Reisewarnungen

Europäisches Tagebuch, 8.10.2020: Berlin warnt vor Reisen nach Wien und Vorarlberg, München warnt jetzt vor Reisen nach Berlin und vor Berlinern auf Reisen, Wien warnt vor Reisen nach Serbien, Norwegen warnt vor Österreich, die Schweiz warnt vor Reisen nach Wien, Prag ist auf der roten Liste, Frankfurt jetzt auch, und zwischen Frankfurt und Madrid geht gar nichts, obwohl Madrid und Frankfurt beide rot sind. Und Frankreich? Der Westen der Schweiz hat bald die selben Zahlen, aber vor der Schweiz kann man doch nicht warnen. Nach Israel durfte man von Österreich noch reisen, als dort schon der nächste Lockdown beschlossen war. Aber Kroatien ging gar nicht. Tschechien ist hingegen zum Teil noch von Österreich aus zu bereisen, obwohl die Werte dort in die Höhe schnellen? Oder fallen sie gerade wieder? Auch Italien ist im Moment von Österreich aus noch erreichbar. Aber kommt man von dort auch zurück? Und der kleine Grenzverkehr?

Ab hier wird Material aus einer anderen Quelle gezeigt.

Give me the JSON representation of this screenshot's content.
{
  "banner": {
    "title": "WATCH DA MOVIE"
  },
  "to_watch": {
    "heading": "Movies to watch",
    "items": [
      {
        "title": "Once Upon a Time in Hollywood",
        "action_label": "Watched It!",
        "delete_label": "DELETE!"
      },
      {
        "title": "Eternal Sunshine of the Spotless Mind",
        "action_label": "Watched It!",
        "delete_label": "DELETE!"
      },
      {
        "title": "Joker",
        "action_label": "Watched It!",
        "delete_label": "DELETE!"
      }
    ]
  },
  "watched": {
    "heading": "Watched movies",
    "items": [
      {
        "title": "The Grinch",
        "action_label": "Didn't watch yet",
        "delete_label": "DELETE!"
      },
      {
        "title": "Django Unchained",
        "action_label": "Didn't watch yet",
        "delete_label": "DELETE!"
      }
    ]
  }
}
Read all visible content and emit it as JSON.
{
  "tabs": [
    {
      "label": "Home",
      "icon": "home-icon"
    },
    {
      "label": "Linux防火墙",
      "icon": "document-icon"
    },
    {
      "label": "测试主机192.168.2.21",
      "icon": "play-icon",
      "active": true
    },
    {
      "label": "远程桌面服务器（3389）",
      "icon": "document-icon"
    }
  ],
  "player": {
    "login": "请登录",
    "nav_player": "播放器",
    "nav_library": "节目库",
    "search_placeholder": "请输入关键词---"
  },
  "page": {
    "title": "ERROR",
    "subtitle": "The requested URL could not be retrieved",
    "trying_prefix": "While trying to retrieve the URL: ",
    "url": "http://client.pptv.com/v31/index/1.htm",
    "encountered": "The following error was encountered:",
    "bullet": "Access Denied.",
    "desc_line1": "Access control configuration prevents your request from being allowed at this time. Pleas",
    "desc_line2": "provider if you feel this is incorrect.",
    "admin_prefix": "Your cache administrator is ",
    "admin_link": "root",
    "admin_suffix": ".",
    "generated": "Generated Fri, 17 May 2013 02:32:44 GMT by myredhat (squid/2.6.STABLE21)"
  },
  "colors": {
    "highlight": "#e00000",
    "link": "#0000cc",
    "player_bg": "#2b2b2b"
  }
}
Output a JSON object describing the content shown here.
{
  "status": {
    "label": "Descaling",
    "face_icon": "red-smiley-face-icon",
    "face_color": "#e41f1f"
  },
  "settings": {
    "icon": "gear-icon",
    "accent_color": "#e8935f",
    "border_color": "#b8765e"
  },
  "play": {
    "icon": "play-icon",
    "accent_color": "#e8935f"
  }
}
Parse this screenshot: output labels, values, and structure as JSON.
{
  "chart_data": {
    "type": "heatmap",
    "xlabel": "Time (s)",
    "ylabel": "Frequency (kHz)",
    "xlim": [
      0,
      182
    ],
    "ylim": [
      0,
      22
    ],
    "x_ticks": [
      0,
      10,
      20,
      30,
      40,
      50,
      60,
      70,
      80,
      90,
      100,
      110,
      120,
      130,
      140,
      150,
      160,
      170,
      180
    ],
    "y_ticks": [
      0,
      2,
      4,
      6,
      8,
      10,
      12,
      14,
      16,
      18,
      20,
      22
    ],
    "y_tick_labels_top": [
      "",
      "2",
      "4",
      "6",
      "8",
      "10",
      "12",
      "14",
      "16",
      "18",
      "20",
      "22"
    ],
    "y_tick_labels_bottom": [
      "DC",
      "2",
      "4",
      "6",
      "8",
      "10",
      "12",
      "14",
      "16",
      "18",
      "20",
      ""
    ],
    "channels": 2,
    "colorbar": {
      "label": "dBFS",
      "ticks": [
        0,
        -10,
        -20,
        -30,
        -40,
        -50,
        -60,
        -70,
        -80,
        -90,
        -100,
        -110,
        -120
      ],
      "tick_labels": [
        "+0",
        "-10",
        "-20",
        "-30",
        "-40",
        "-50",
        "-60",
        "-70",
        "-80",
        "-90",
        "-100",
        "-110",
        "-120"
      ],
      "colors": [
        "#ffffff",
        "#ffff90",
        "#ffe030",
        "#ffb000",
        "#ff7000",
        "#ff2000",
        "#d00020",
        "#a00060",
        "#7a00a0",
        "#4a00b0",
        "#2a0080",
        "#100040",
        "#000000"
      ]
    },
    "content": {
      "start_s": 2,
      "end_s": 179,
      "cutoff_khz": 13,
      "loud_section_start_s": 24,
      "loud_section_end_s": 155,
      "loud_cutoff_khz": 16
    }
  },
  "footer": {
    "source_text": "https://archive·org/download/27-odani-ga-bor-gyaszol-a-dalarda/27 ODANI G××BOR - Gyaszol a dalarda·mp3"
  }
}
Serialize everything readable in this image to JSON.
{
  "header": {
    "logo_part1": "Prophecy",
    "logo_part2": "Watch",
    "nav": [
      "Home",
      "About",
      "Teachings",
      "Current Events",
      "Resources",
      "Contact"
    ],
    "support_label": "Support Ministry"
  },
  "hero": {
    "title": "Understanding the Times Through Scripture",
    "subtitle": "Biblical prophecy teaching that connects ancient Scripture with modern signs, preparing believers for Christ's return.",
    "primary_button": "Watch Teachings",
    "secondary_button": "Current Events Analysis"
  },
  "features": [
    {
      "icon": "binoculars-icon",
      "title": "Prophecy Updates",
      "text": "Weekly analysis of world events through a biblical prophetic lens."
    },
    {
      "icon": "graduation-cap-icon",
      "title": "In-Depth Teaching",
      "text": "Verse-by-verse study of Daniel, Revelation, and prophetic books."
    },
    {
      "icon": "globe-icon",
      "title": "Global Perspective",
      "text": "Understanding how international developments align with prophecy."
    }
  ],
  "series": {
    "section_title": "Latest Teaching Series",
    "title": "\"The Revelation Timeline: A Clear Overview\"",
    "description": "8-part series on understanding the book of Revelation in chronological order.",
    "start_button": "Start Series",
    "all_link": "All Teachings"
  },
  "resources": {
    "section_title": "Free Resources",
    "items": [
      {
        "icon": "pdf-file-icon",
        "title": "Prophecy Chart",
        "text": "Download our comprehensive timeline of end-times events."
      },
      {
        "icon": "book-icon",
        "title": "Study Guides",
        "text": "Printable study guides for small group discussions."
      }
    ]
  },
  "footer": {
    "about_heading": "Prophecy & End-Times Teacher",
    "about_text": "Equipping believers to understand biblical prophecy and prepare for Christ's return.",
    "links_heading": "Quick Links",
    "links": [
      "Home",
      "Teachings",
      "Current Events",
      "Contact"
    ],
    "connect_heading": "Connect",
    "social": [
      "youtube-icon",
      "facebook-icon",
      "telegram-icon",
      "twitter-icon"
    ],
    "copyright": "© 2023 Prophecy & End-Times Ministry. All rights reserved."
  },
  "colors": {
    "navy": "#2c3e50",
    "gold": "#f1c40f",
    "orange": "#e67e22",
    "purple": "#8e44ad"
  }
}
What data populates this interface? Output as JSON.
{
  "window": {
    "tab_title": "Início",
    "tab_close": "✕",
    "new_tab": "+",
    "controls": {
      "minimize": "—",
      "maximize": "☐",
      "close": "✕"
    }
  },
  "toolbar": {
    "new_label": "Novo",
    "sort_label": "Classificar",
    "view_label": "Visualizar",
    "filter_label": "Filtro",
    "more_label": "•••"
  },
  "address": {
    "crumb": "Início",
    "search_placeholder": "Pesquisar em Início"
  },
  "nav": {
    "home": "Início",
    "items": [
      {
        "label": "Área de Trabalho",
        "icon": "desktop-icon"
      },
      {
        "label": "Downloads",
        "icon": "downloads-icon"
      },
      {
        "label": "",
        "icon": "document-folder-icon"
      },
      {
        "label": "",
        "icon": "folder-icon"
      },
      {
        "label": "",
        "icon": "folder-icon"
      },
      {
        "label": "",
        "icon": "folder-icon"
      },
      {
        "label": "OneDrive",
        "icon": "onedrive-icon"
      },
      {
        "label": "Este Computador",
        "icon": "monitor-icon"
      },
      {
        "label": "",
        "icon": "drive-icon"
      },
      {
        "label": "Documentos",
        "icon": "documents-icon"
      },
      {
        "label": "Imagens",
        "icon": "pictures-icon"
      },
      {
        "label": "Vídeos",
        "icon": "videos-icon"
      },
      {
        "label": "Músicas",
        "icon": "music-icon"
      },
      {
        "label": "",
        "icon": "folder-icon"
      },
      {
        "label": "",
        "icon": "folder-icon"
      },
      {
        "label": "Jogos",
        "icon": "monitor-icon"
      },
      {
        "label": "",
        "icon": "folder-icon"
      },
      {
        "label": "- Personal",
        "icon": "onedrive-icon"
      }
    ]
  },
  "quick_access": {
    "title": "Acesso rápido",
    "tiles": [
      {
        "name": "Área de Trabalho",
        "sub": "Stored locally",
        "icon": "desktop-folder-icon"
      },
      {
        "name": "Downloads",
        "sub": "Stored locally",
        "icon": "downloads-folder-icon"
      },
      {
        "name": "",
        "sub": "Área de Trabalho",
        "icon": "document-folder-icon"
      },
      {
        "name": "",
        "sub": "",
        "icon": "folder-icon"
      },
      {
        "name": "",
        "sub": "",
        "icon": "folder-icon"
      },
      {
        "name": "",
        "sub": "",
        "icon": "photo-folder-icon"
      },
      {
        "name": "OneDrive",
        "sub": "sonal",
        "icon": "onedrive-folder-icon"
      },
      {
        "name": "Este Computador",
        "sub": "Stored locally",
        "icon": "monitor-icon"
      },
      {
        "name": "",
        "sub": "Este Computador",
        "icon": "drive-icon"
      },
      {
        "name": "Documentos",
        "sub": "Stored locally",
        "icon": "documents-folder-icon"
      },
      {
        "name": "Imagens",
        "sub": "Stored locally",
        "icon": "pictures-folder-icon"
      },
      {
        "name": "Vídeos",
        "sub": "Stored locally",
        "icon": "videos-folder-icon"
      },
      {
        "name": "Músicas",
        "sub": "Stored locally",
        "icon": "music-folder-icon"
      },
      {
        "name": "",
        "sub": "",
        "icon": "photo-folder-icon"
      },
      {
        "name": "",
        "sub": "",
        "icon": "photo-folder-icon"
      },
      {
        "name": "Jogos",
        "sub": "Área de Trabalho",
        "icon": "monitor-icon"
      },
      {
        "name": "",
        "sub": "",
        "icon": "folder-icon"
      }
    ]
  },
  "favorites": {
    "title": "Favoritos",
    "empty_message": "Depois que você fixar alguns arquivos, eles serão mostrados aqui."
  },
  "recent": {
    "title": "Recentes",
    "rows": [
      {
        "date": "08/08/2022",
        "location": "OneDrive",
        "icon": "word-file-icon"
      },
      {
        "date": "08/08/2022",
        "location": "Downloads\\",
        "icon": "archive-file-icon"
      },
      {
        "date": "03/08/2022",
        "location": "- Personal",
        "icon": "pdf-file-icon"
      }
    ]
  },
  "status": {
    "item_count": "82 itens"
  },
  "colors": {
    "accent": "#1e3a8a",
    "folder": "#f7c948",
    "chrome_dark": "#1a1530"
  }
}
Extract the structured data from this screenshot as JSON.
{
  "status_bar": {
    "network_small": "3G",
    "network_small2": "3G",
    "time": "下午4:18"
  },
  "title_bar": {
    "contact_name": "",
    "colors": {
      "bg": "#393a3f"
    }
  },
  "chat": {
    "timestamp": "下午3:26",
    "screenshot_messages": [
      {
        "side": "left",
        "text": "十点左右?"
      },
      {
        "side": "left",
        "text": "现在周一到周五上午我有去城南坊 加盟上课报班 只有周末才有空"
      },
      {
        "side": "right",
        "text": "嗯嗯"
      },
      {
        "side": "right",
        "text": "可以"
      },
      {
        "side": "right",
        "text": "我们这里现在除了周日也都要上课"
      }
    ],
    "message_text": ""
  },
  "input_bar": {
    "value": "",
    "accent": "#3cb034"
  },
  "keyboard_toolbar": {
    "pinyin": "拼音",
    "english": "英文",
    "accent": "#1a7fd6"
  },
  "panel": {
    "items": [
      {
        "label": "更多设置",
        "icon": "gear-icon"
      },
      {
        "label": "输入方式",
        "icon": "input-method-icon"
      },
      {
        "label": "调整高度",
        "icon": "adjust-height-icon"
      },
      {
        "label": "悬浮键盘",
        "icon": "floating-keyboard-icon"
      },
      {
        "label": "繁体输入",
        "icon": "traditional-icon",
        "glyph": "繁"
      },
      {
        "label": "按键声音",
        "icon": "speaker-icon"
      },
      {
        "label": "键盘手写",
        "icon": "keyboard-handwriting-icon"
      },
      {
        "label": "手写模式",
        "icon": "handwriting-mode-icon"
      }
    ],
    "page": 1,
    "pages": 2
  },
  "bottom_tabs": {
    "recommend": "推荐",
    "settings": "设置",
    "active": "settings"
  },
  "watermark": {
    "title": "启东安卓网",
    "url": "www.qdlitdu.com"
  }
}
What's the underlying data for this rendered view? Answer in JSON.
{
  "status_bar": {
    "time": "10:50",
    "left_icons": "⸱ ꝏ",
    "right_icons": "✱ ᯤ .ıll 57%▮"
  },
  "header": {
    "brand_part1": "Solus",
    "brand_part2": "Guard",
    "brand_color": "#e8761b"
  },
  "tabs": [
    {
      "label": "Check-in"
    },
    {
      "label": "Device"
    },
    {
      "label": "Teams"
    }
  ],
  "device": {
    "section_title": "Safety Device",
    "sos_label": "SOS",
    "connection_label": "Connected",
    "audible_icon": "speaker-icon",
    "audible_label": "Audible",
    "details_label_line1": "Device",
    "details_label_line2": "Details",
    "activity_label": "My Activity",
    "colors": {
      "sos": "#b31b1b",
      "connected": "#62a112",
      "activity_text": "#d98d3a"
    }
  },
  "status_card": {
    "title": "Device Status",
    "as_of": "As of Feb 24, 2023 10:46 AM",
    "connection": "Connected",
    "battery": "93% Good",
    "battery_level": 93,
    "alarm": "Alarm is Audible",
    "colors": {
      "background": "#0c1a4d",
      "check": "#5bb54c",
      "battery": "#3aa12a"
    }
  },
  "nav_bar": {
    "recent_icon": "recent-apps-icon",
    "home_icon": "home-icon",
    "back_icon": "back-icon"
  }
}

Das Regime der Reisewarnungen und Risikoregionen ist nicht mehr zu überblicken. Oder genauer: keiner kennt sich mehr aus.
Wo komme ich mit einem Quarantäne-Test noch hin, oder zum Familienbesuch, oder als Berufspendler. Und überhaupt, was ist ein Berufspendler?

Ist in all den Monaten irgendwann jemand auf die Idee gekommen, man könnte in der EU vielleicht mit einheitlichen Maßnahmen zur Eindämmung von Corona mehr Sicherheit schaffen? Statt nationalen Zehnkampf in Disziplinen zu betreiben, die man inzwischen kennt? Warum müssen die Österreicher die Maskenpflicht abschaffen und die Italiener behalten sie, warum kommen die Wiener jetzt erst darauf, Gäste in Kneipen um Kontaktdaten zu bitten? Das machen die Deutschen schon lange. Warum soll man in Vorarlberg das Trinken um 22.00 nach Hause verlegen? Wäre mit mehr europaweiter Übersichtlichkeit der Maßnahmen auch mehr Klarheit in das Verwirrspiel der Reisewarnungen zu bringen? Oder ist das Chaos in Wirklichkeit ein cleveres System? Nach dem Prinzip: umso mehr Verwirrung, um so weniger Mobilität?